Semua lini kehidupan manusia saat ini bergerak ke arah pemanfaatan teknologi. Berkomunikasi, berpindah tempat, melakukan riset, atau sekadar mencari tiket pesawat murah bisa dipermudah dengan teknologi.
Di tengah ekspansinya, peran perempuan masih sangat terbatas di bidang tersebut. Di jenjang universitas, jurusan Teknologi Informasi menjadi ladang para kaum Adam.
Perusahaan-perusahaan teknologi pun memperkerjakan jauh lebih banyak pria dibandingkan perempuan. Hal ini diakui Technical Account Manager Microsoft, Atimas Nurahmad.
"Kita sekarang hidup dalam persepsi bahwa perempuan itu gagap teknologi. Perempuan seringkali dianggap tidak kompeten di bidang ini," katanya kepada KompasTekno dalam acara "FemaleDev Summit 2015", Selasa (21/4/2015) di Gedung Carakaloka Kemenlu, Jakarta.

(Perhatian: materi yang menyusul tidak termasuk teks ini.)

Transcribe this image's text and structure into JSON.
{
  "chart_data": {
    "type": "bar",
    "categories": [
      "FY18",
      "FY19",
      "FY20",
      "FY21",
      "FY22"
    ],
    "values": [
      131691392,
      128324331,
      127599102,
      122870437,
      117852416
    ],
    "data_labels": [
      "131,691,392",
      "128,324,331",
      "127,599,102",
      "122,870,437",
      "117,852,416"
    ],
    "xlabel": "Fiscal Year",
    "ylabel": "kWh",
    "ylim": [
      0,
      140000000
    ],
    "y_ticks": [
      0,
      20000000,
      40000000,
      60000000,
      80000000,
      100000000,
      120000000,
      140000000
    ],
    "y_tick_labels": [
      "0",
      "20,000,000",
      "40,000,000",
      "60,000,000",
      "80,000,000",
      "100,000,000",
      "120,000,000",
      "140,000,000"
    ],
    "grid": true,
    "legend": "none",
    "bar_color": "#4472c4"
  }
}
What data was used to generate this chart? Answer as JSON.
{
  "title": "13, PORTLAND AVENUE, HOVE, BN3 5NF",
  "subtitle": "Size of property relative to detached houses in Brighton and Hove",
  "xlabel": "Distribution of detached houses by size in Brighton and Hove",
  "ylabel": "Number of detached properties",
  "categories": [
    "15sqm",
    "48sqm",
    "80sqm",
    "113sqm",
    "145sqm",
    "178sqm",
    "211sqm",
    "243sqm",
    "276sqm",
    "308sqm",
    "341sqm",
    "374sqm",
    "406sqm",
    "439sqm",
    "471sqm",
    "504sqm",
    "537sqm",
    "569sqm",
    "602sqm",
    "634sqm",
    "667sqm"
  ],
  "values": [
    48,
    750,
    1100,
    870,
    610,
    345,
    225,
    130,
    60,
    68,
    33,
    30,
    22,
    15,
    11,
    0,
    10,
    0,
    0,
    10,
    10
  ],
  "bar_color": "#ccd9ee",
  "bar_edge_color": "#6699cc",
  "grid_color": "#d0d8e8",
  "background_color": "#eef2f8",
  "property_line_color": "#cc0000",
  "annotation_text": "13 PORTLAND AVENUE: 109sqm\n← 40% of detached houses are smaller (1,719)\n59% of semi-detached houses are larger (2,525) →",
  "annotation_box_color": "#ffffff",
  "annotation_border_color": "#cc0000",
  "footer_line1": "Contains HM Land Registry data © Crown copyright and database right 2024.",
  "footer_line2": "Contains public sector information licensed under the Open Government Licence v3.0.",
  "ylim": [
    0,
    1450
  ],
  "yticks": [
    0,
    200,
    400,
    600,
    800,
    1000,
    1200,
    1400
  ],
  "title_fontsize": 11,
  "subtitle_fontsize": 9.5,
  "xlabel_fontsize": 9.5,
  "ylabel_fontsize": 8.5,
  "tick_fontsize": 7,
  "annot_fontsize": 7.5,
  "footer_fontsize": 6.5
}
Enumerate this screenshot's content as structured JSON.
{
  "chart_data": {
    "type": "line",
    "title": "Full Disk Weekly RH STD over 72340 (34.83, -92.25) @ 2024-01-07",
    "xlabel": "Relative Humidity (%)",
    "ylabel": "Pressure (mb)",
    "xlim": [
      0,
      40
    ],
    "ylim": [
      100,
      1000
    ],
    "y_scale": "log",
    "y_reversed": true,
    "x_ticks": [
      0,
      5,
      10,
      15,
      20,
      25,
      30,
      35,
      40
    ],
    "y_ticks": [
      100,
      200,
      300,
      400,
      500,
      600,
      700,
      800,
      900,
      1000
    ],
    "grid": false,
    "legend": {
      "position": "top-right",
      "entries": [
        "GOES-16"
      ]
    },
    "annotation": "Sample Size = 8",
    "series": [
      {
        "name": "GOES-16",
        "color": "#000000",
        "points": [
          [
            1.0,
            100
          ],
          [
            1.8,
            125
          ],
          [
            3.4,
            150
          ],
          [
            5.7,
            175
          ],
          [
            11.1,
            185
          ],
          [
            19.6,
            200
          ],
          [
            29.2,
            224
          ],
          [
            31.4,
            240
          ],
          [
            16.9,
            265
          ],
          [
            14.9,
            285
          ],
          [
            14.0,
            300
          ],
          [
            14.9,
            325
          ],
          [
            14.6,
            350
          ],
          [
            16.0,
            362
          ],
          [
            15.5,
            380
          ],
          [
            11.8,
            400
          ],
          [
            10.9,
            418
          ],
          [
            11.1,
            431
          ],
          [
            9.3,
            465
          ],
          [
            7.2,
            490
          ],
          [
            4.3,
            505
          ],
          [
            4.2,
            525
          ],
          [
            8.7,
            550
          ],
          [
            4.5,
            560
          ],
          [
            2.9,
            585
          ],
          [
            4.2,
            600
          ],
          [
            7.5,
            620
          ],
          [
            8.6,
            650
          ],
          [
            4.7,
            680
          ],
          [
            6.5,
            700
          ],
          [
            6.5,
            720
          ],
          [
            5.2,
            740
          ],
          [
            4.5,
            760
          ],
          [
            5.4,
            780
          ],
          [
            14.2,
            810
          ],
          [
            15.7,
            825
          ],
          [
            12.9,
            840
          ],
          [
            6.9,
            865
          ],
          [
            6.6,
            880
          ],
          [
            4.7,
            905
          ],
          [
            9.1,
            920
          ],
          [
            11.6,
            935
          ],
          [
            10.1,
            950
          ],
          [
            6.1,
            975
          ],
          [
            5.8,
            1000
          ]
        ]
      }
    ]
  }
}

Ada berbagai macam asumsi yang mendasari stereotip itu, salah satunya karena pekerjaan TI dianggap mengandalkan logika yang diklaim lebih dimiliki oleh pria. Sedangkan perempuan dianggap lebih menggunakan emosi dalam bekerja.
Namun, justru karena menggunakan emosi, perempuan cenderung lebih detil dan rapi. Hal ini dibutuhkan dunia TI untuk mengimbangi kerja teknis. Strategic Partner Manager and Channel Partnership Google, Karina Akib menegaskan hal ini.
"Berdasarkan penelitian, menaruh perempuan dalam jajaran pimpinan organisasi bakal menambah perspektif, karena perempuan lebih detil. Begitu pula dalam teknologi, pendapatan bisa meningkat, ide bisa lebih banyak," kata Karina dalam kesempatan yang sama.
Walau demikian, Karina mengakui ada tantangan tersendiri bagi perempuan untuk terjun di dunia teknologi.
"Orang yang bekerja di industri teknologi harus selalu berinovasi, mereka harus nyaman dengan perubahan dan kegagalan, karena semuanya berubah cepat. Ini tantangan untuk perempuan dan pria, tapi mungkin perempuan lebih sulit untuk menghadapinya," katanya.
Perempuan cenderung dianggap tak setangguh pria dalam mental dan fisik. Ini merupakan alasan lain kompetensi perempuan diragukan. Atimas pun bercerita ihwal pengalamannya didiskriminasi sebagai perempuan yang menggeluti teknologi.
"Awalnya saya harus memimpin rapat yang semuanya cowok, mereka enggak merasa saya kompeten. Tapi pelan-pelan saya menunjukkan kemampuan saya, it takes time buatbikin orang percaya sama kita," Atinas mengenang.
Menurut Atimas, dengan stereotip bahwa dunia TI bukan untuk perempuan, seharusnya lebih memicu semangat pembuktian perempuan modern.
"Saya pengin semakin banyak perempuan yg berkecimpung, jadi semakin banyak orang yang menganggap bahwa perempuan bisa juga kerja di bidang teknologi," ia menuturkan.